Physical Signs of Anxiety
- Tends to complain of aches and pains (headaches, stomachaches, heart palpitations, muscle aches, chest tightness and pain, constant fatigue, etc.) even though there’s no medical reason for them
- Regularly forgets or misplaces things or lacks concentration and focus
- Is an over-or under-eater
- Has chronic gastrointestinal distress (nausea, vomiting, diarrhea, abdominal pain, or constipation)
- Has a chronic dry mouth
- Has an accelerated heart rate or pulse
- Regularly experiences dizziness or numbness in her limbs
- Refuses to use the restroom in public (in school, at the mall or restaurant, etc.)
- Tends to be restless, careless, fidgety, hyperactive, or distracted most of the time
- Trembles, shake, or sweats like crazy during overwhelming and stressful situations
- Has a habit of constantly tensing his muscles
- Regularly has a problem falling or staying asleep at night
Emotional Signs of Anxiety
- Cries at the drop of a hat
- Is extremely sensitive
- Often becomes grouchy, irritable, frustrated, or angry without reason
- Is terrified of making even simple mistakes
- Suffers from severe test anxiety
- Has chronic panic attacks
- Has intense phobias (about dogs, bees, dirtiness, darkness, etc.) or exaggerated fears (a natural catastrophe is about to happen)
- Is afraid others (other kids) will find out about her learning and attention issues
- Is extremely worried about things that could happen in the future (for example, entering high school when he is only in 4th grade)
- Becomes fearful when dropped off at daycare, school, or a relative’s house
- Has recurrent nightmares about losing a parent, pet, or loved one
- Tends to have obsessive thoughts or compulsive behaviors (constantly getting up and down from her chair, finger-tapping, excessive talking, hand-washing, etc.)
- Has frequent meltdowns, fits, outbursts, and tantrums
- Constant harps on things that happened in the past
- Has severe anger/rage issues
Behavioral Signs of Anxiety
- Tends to ask “what if?” a lot (“What if our house catches on fire?”)
- Regularly avoids participating in classroom activities (circle time, recess/P.E., storytime, etc.)
- Usually remains silent or pretends to be preoccupied when expected to work with others
- Regularly fights going to daycare or school
- Prefers to stay by herself, during lunch, recess, or P.E.

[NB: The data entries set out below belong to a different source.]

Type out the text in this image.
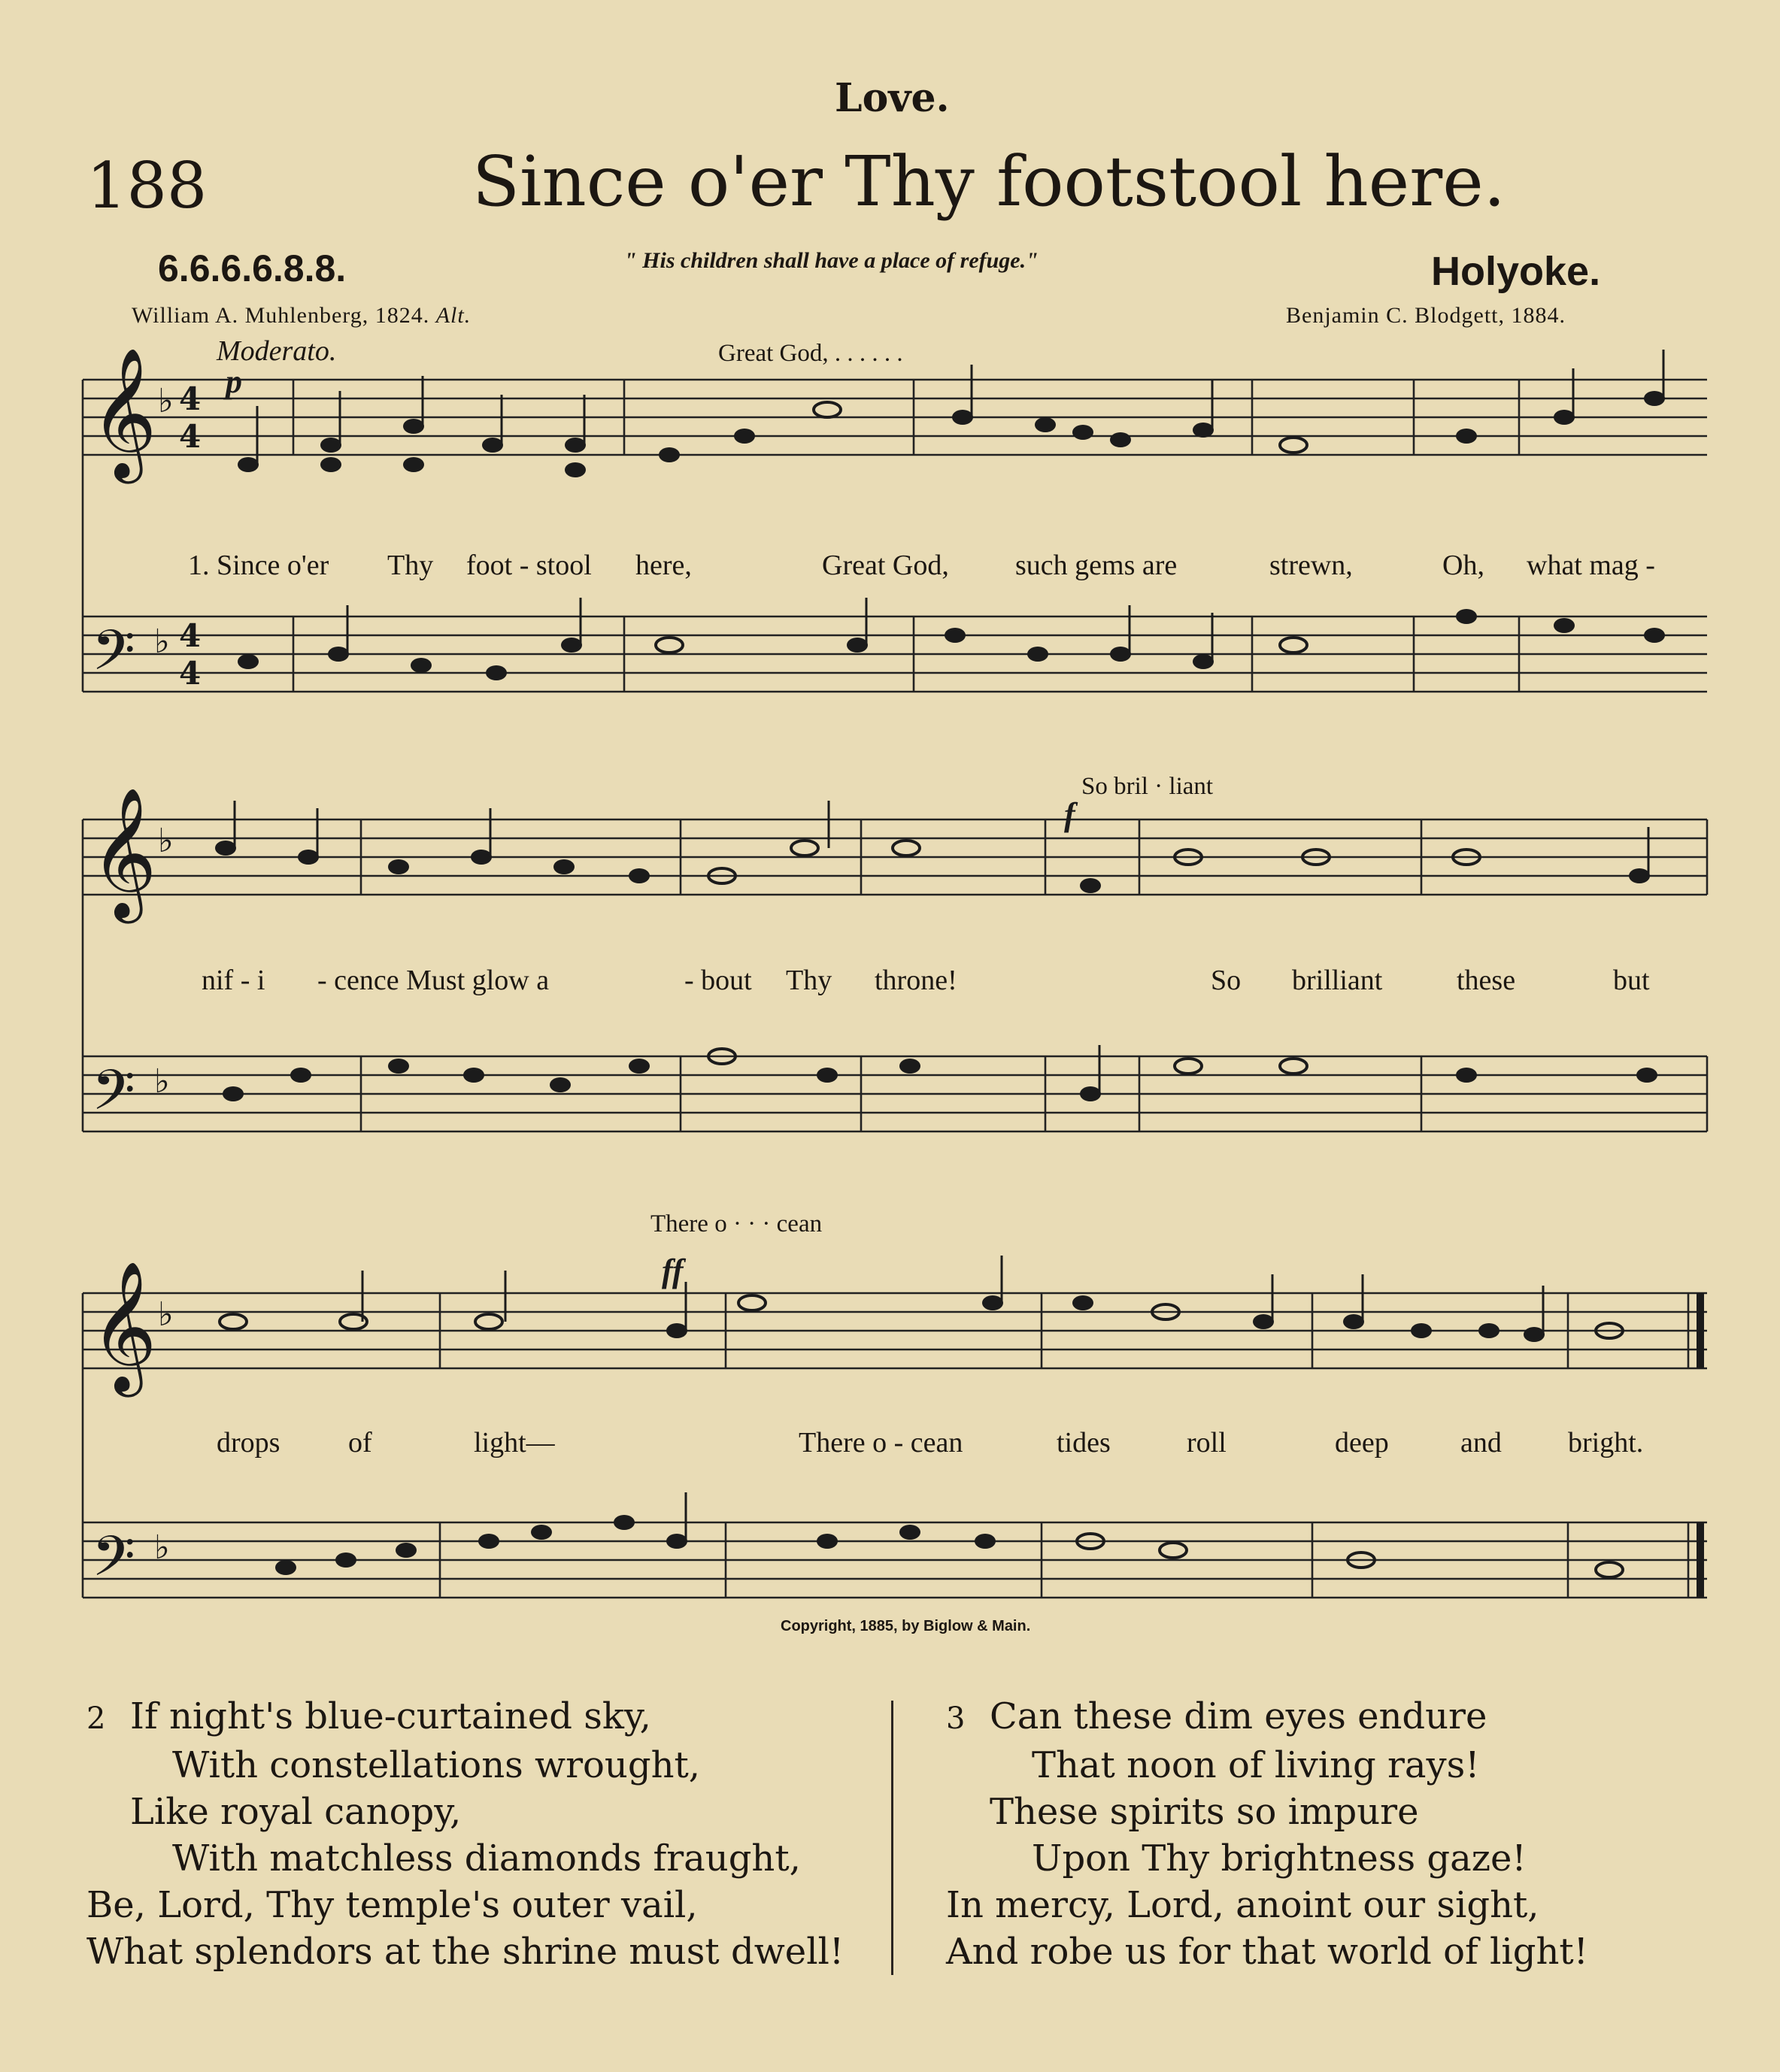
Love.
188	Since o'er Thy footstool here.
6.6.6.6.8.8.	" His children shall have a place of refuge."	Holyoke.
William A. Muhlenberg, 1824. Alt.	Benjamin C. Blodgett, 1884.
𝄞
𝄢
♭
♭
4
4
4
4
p
𝄞
𝄢
♭
♭
f
𝄞
𝄢
♭
♭
ff
Moderato.	Great God, . . . . . .
So bril · liant
There o · · · cean
1. Since o'er Thy foot - stool here,	Great God, such gems are	strewn,	Oh, what mag -
nif - i - cence Must glow a	- bout Thy throne!	So brilliant	these	but
drops of	light—	There o - cean	tides	roll	deep	and bright.
Copyright, 1885, by Biglow & Main.
2 If night's blue-curtained sky,
With constellations wrought,
Like royal canopy,
With matchless diamonds fraught,
Be, Lord, Thy temple's outer vail,
What splendors at the shrine must dwell!
3 Can these dim eyes endure
That noon of living rays!
These spirits so impure
Upon Thy brightness gaze!
In mercy, Lord, anoint our sight,
And robe us for that world of light!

- Tries to avoid social situations after school or on weekends (birthday parties, etc.)
- Is a procrastinator
- Is a perfectionist
- Tends to become highly aggressive when things don’t go his way
- Refuses to speak to classmates or strangers in stores or restaurants, even when they are being friendly
- Becomes extremely emotional or angry when separated from loved ones
- Constantly seeks approval from parents, friends, teachers, or even strangers
- Tends to say, “I can’t do that!” a lot, without reason
- Has a habit of withdrawing from people, activities, or family interactions
- Is oppositional and defiant on a regular basis
- Is extremely clingy
If you’re concerned that your child may have an anxiety disorder, check off her symptoms on this list and print it for future reference. Then, refer to it when talking with your child’s pediatrician about what you have been seeing.